A : Oui, il y en a eu. Des mecs qui essaient pendant des années de percer dans le monde de la compétition et qui voient un petit gamin canadien qui a l’air d’un enfant qui gagne la compétition dès son premier essai… Ils se sont dit : « il a gagné parce que c’était un enfant ». Donc ma stratégie, c’était de gagner d’autres compétitions : si j’en gagnais plus qu’une ils ne pourraient rien dire, et plus personne ne pourrait douter de moi. L’année suivante je suis venu à Paris pour les finales du monde en 1998, sauf que cette année là c’est Craze qui a gagné donc mon plan n’a pas marché. [Sourire] Mais on a ensuite décidé de former notre propre duo, The Allies, en se disant qu’on allait tout gagner et là ça a marché. [Rires] Plus le temps passait moins j’avais de problèmes avec les autres DJs. Surtout, il y avait un vrai esprit de groupe dans la communauté, on essayait tous de faire avancer la technique du scratch. C’était vraiment une période où le DJ-ing était quelque chose de générationnel. J’allais dans n’importe quelle ville je retrouvais d’autres DJs qui partageaient la même passion, qui regardaient les mêmes vidéos, qui écoutaient les mêmes disques, qui portaient les mêmes casquettes… Un peu comme le skate ou d’autres cultures, c’était devenu quelque chose qu’on vivait tous et qu’on voulait tous faire avancer en tant qu’art.
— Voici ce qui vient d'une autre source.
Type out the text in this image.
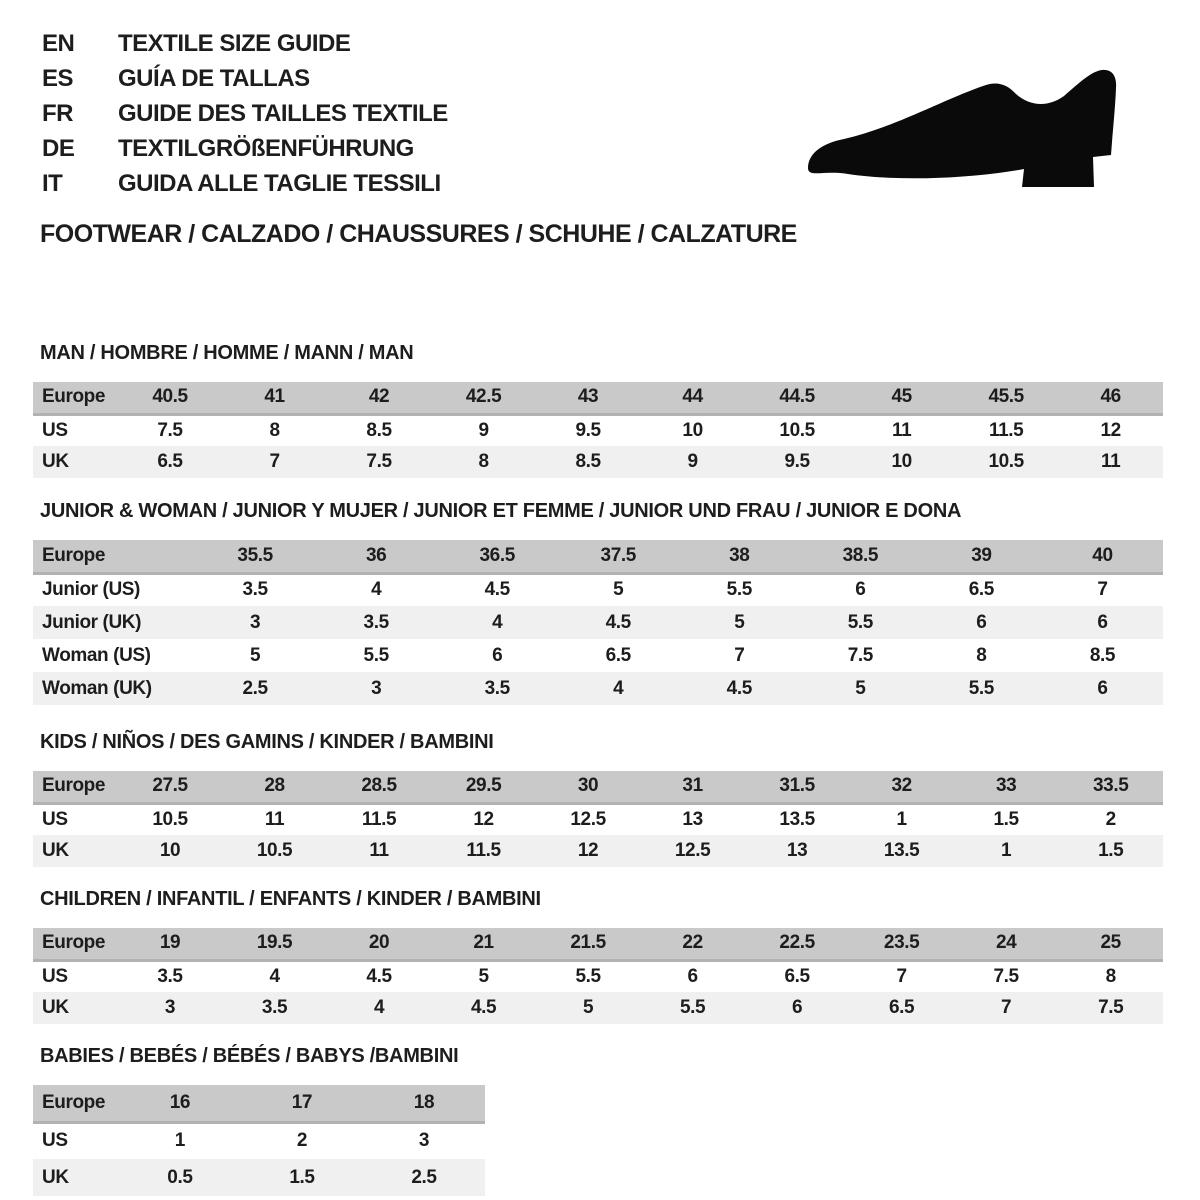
EN	TEXTILE SIZE GUIDE
ES	GUÍA DE TALLAS
FR	GUIDE DES TAILLES TEXTILE
DE	TEXTILGRÖßENFÜHRUNG
IT	GUIDA ALLE TAGLIE TESSILI
FOOTWEAR / CALZADO / CHAUSSURES / SCHUHE / CALZATURE
MAN / HOMBRE / HOMME / MANN / MAN
Europe	40.5	41	42	42.5	43	44	44.5	45	45.5	46
US	7.5	8	8.5	9	9.5	10	10.5	11	11.5	12
UK	6.5	7	7.5	8	8.5	9	9.5	10	10.5	11
JUNIOR & WOMAN / JUNIOR Y MUJER / JUNIOR ET FEMME / JUNIOR UND FRAU / JUNIOR E DONA
Europe	35.5	36	36.5	37.5	38	38.5	39	40
Junior (US)	3.5	4	4.5	5	5.5	6	6.5	7
Junior (UK)	3	3.5	4	4.5	5	5.5	6	6
Woman (US)	5	5.5	6	6.5	7	7.5	8	8.5
Woman (UK)	2.5	3	3.5	4	4.5	5	5.5	6
KIDS / NIÑOS / DES GAMINS / KINDER / BAMBINI
Europe	27.5	28	28.5	29.5	30	31	31.5	32	33	33.5
US	10.5	11	11.5	12	12.5	13	13.5	1	1.5	2
UK	10	10.5	11	11.5	12	12.5	13	13.5	1	1.5
CHILDREN / INFANTIL / ENFANTS / KINDER / BAMBINI
Europe	19	19.5	20	21	21.5	22	22.5	23.5	24	25
US	3.5	4	4.5	5	5.5	6	6.5	7	7.5	8
UK	3	3.5	4	4.5	5	5.5	6	6.5	7	7.5
BABIES / BEBÉS / BÉBÉS / BABYS /BAMBINI
Europe	16	17	18
US	1	2	3
UK	0.5	1.5	2.5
A : Donc tu continuais à aller à l’école à Montréal et tu partais à l’étranger pour des dates ?

A : Je partais dans d’autres villes le week-end et si j’avais une semaine de vacances j’essayais de caser une date dans un autre pays. Mais les étés j’allais plus souvent à l’étranger.

« Des DJs se sont dits : « il a gagné parce que c’était un enfant. »  »

A : Tes parents te soutenaient sur ce point ?

A : Mes parents ont été très cool avec ça. La seule crainte de mon père c’était que je perde de vue mes efforts à l’école. Il m’a dit : « tant que tu maintiens tes bonnes notes à l’école, tu peux faire ça aussi ». J’ai continué à être un élève sérieux et ma mère voyageait des fois avec moi jusqu’à 17 ans. Parallèlement, les plans musicaux de mon frère ont évolué : ce n’était pas encore Chromeo mais quand j’ai commencé les compétitions en 1997, lui découvrait la productions d’instrus de hip-hop. On était allé ensemble à New York et il avait acheté un sampleur là-bas qu’il avait ramené à Montréal pour faire des beats pour des rappeurs Montréalais. Et vers la fin 1997 on a lancé notre propre label indépendant, Audio Research. J’avais 15 ans et lui 19 ans : c’était un peu plus son projet à lui qu’à moi, mais j’essayais de rediriger tous les contacts que j’avais récoltés avec le DJ-ing vers le label avant d’ensuite plus m’impliquer. Je pense d’ailleurs que c’est grâce à ça que j’ai pu faire Fool’s Gold. [Le label que A-Trak a fondé en 2007 avec Nick Catchdubs, NDLR] J’y ai appris comment tout fonctionnait, faire des vinyles, des communiqués de presse, envoyer les sorties aux autres DJs… Ce sont des espèces de mécanismes que l’on apprend et qui restent.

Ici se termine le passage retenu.